By Andrea Thompson
It’s strange to imagine a world unfamiliar with Agnès Varda, but it was still in the process of getting to know her when she made the 1962 masterpiece “Cléo from 5 to 7.” It was only her second feature, and it took a subject other films would stretch across days, weeks, months, or more, and compressed it into real time.
Over the course of a mere 90 minutes, a young, beautiful, vain singer named Cléo (Corinne Marchand) is not just awaiting the results of a biopsy that will inform her whether she has cancer, she comes to terms with her own mortality. It would feel like paranoia or the hypochondria everyone assumes it is if the film didn’t heavily imply that Cléo not only has cancer, but that she will eventually die from it.
Thank goodness for Varda, because a lesser filmmaker, even a female one, would merely be punishing Cléo for her flaws. But Varda knows there’s more to it than merely portraying Cléo’s self-absorption and humbling her accordingly. As one of a very few female filmmakers during the male-dominated French New Wave, her signature touch, full of compassion, realism, and symbolism doesn’t just burst from the screen, it seems to swirl around us, gently sweeping all into her vision.
Yes, Cléo is focused on her appearance and her beauty, and she is well aware that it is her source of her power. It’s no accident that mirrors are a heavy presence in this film, appearing twice in the first ten minutes alone. But the kind of power Cléo possesses flows from others. It is the outside world who bestows Cléo with power, attention, and her career, and Varda’s camera, rather than lingering on Cléo and her, ahem, assets as she walks down the street, pulls back as both men and women stare and lavish her with attention.
But not comfort. Every friend Cléo interacts with fails to give her the emotional support she needs, and almost all of them, from friends, confidantes, and colleagues, refuse to take her illness, or even her, seriously. It’s an old, practically classic revelation for women who supposedly enjoy all manner of power and privilege: the discovery of just how fragile their position really is. One of the first, and only, clearly spoken revelations Cléo has about halfway into the film is when she says, “Everyone spoils me. No one loves me.” It’s also when she strips herself of her wig, dons a black dress, and leaves her luxurious apartment to wander alone in search of consolation.

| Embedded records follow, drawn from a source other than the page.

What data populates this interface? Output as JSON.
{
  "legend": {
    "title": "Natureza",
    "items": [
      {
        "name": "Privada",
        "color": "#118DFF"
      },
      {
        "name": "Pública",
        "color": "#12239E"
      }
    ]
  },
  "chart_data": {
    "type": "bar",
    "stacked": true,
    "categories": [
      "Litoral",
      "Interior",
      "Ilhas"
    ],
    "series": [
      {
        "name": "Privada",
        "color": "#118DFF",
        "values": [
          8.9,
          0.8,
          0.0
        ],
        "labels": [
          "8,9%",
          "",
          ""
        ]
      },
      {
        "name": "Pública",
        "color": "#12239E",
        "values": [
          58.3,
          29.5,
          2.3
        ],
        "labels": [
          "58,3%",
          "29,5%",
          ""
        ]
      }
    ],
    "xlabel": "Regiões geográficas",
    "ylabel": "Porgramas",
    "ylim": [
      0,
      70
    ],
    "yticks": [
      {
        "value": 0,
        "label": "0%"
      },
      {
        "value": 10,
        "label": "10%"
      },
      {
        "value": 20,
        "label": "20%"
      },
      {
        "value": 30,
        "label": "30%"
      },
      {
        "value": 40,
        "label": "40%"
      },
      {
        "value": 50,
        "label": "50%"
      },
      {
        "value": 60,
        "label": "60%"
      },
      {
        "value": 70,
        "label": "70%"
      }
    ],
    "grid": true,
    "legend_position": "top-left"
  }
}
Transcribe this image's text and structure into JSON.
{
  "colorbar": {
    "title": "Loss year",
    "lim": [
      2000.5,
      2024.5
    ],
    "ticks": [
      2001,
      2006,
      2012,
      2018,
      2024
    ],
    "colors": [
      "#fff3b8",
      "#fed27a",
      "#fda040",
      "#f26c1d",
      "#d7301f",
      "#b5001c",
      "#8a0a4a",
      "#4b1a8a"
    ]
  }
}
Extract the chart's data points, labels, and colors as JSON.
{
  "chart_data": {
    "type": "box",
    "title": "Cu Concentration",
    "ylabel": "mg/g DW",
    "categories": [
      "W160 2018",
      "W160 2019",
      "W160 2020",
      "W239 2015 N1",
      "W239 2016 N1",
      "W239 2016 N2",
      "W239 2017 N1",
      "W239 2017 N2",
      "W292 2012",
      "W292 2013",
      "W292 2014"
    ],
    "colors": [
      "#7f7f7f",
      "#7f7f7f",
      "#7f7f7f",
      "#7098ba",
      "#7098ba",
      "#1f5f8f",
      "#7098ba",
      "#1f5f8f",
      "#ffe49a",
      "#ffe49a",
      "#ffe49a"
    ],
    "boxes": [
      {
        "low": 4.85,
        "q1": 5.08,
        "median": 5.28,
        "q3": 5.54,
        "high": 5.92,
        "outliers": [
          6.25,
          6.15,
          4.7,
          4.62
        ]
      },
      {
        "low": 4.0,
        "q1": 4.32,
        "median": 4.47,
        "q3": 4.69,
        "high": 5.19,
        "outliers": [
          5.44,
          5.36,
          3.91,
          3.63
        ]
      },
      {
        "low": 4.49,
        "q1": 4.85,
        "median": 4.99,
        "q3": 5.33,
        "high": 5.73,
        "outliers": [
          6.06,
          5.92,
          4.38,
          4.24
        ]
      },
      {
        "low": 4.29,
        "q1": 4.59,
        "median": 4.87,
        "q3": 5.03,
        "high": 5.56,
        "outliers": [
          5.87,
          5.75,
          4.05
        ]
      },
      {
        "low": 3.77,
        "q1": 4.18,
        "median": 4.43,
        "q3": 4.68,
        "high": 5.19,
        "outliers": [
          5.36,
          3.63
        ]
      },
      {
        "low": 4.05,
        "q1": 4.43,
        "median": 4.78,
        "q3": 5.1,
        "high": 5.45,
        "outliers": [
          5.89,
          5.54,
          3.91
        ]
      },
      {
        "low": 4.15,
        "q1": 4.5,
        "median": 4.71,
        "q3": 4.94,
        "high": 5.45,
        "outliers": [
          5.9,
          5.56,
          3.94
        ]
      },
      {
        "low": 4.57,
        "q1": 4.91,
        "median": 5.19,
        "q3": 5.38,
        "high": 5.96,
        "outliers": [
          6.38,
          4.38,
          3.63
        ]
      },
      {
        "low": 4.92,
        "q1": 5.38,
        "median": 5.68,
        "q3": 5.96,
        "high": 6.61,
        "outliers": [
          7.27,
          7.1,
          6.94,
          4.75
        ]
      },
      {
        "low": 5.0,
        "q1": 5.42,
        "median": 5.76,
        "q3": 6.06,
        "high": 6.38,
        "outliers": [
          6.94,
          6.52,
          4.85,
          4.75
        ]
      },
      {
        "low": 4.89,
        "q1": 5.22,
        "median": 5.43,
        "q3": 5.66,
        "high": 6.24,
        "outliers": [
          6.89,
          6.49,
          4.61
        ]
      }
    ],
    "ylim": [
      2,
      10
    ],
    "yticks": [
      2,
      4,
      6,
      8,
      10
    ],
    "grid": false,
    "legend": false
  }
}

It proves to be an evasive thing. This poor woman must grapple with death all day, from shattered mirrors which she interprets as bad omens to various films and even taxi drivers casually referencing the ultimate end. Even the tarot reader at the beginning, the only portion of the film in color, sets the tone, casually predicting nearly every event to come, and privately stating that she believes Cléo is doomed.
Varda refuses to give a final verdict, but just as another great film concluded “the problems of three little people don't amount to a hill of beans in this crazy world,” Cléo’s comfort arises from being able to see beyond herself. Or perhaps she just finally meets the right person-a young, talkative soldier named Antoine (Antoine Bourseiller). Unlike the other people Cléo encounters, who are still fully immersed in life, Antoine also has to grapple with the possibility of impending death as a soldier who will soon return to the battlefield of the Algerian War.
It is then when Cléo is finally able to lose her fear of her own possible end, and finally be at peace with herself in the Paris of the 60s Varda fully embraces in all its splendor. In this beautiful, fully alive world, perhaps Varda just found it unthinkable for despair or even death itself to emerge as the dominant force.